Developer Andrea Steffensen, director of McS Group, told an environmental building conference in Auckland yesterday why her firm's project at 92 Albert St won the award.
Steffensen said that over an 11-month period, the 20-level tower was upgraded to meet environmental standards and a large portion of the building was leased to Telecom on the condition the building qualified for a green tick.
So skip-loads of demolition materials were sent off to be used again.
More than 15,000 tonnes of glass, 14,000 tonnes of steel and 15,000 tonnes of aluminium were recycled as the building got its makeover.
Copper, wood, insulation, cardboard, plastic, wallboard and other materials removed from the tower were recycled, she said.
Thread-bare carpets from the office floors were ripped up and put to new use as farm weed mats.

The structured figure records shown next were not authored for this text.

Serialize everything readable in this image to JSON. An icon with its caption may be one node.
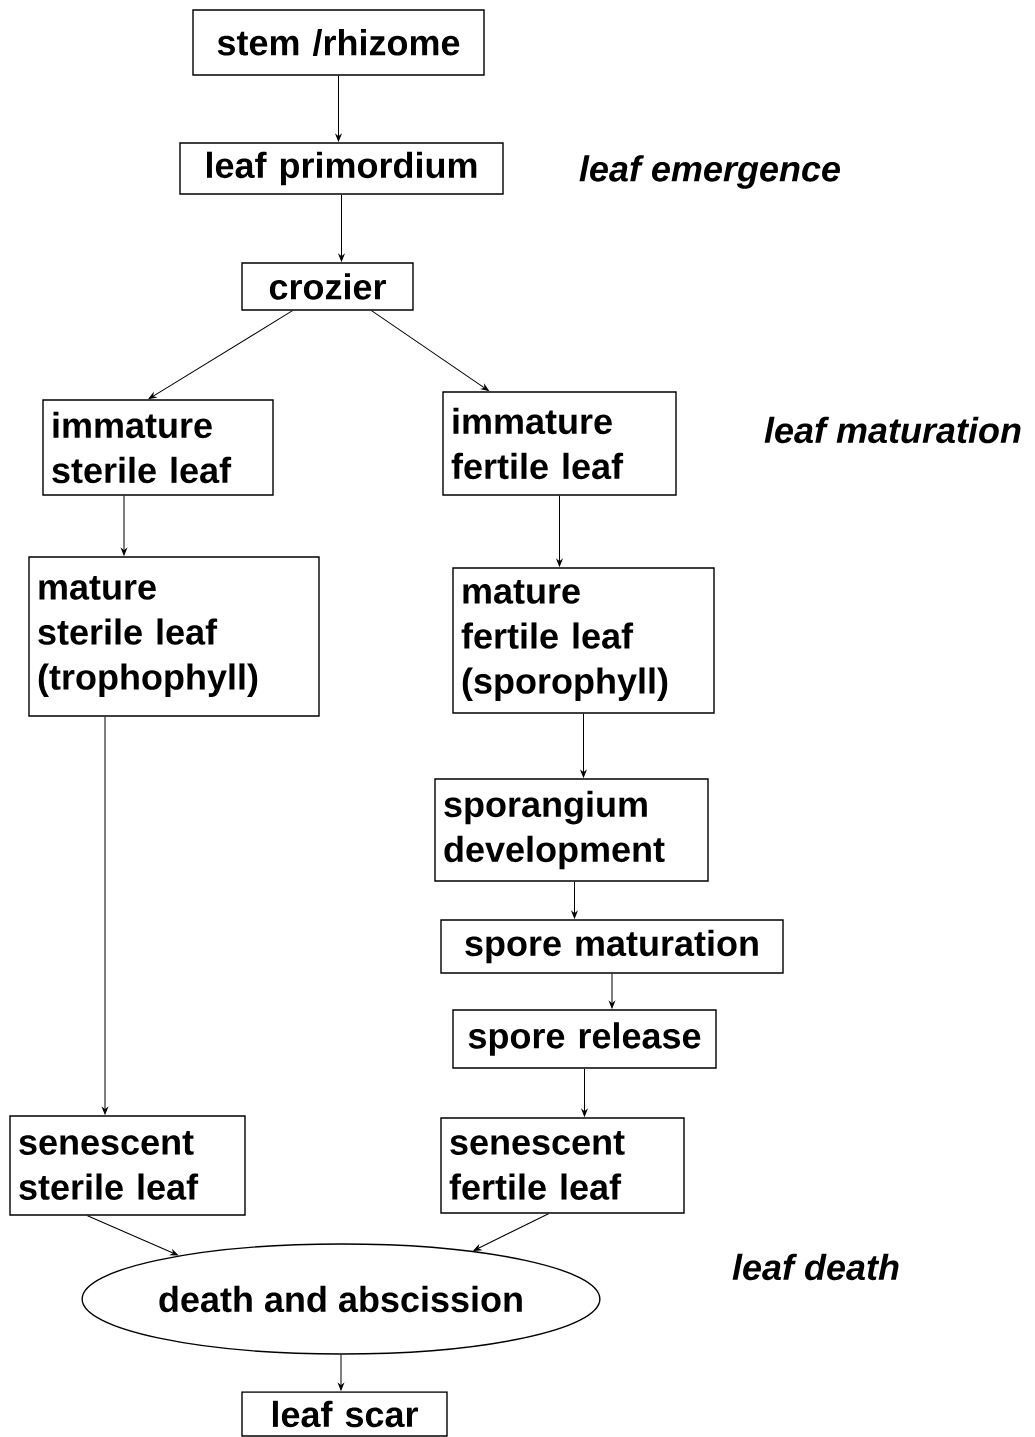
{
  "diagram": {
    "nodes": [
      {
        "text": [
          "stem /rhizome"
        ]
      },
      {
        "text": [
          "leaf primordium"
        ]
      },
      {
        "text": [
          "crozier"
        ]
      },
      {
        "text": [
          "immature sterile leaf"
        ]
      },
      {
        "text": [
          "immature fertile leaf"
        ]
      },
      {
        "text": [
          "mature sterile leaf (trophophyll)"
        ]
      },
      {
        "text": [
          "mature fertile leaf (sporophyll)"
        ]
      },
      {
        "text": [
          "sporangium development"
        ]
      },
      {
        "text": [
          "spore maturation"
        ]
      },
      {
        "text": [
          "spore release"
        ]
      },
      {
        "text": [
          "senescent sterile leaf"
        ]
      },
      {
        "text": [
          "senescent fertile leaf"
        ]
      },
      {
        "text": [
          "death and abscission"
        ]
      },
      {
        "text": [
          "leaf scar"
        ]
      }
    ],
    "edges": [
      {
        "from": 0,
        "to": 1,
        "arrow": "to"
      },
      {
        "from": 1,
        "to": 2,
        "arrow": "to"
      },
      {
        "from": 2,
        "to": 3,
        "arrow": "to"
      },
      {
        "from": 2,
        "to": 4,
        "arrow": "to"
      },
      {
        "from": 3,
        "to": 5,
        "arrow": "to"
      },
      {
        "from": 4,
        "to": 6,
        "arrow": "to"
      },
      {
        "from": 5,
        "to": 10,
        "arrow": "to"
      },
      {
        "from": 6,
        "to": 7,
        "arrow": "to"
      },
      {
        "from": 7,
        "to": 8,
        "arrow": "to"
      },
      {
        "from": 8,
        "to": 9,
        "arrow": "to"
      },
      {
        "from": 9,
        "to": 11,
        "arrow": "to"
      },
      {
        "from": 10,
        "to": 12,
        "arrow": "to"
      },
      {
        "from": 11,
        "to": 12,
        "arrow": "to"
      },
      {
        "from": 12,
        "to": 13,
        "arrow": "to"
      }
    ],
    "labels": [
      "leaf emergence",
      "leaf maturation",
      "leaf death"
    ]
  }
}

Insulation was removed and re-used in low-cost housing in the Far North, she said.
Even the high-wattage light fittings were sold on the internet, replaced with energy efficient lighting.
The block was heavily partitioned so these walls were stripped out and recycled.
Refurbishing the 11,000sq m building rather than demolishing it was itself a factor which made it eligible for the green star, Steffensen said.
MCS installed many energy-saving features, using rainwater harvested from the building for toilet flushing and sensors to detect movement in urinals to trigger only intermittent rather than continuous flushing.
Being near public transport, using high-performance glass to limit solar gain in the foyer area, installing energy-efficient long-life lighting and providing tenants with gauges so they could monitor electricity consumption were other aspects she described.
Providing facilities for tenants to recycle waste, fitting new instantaneous non-stored hot water systems and putting in efficient air conditioning systems were other aspects which allowed the building to win the award.
But Steffensen said her firm was forced to import specialised low-consumption water equipment from Italy because that was unavailable in New Zealand. Finding paint which met environmental certification provided another problem.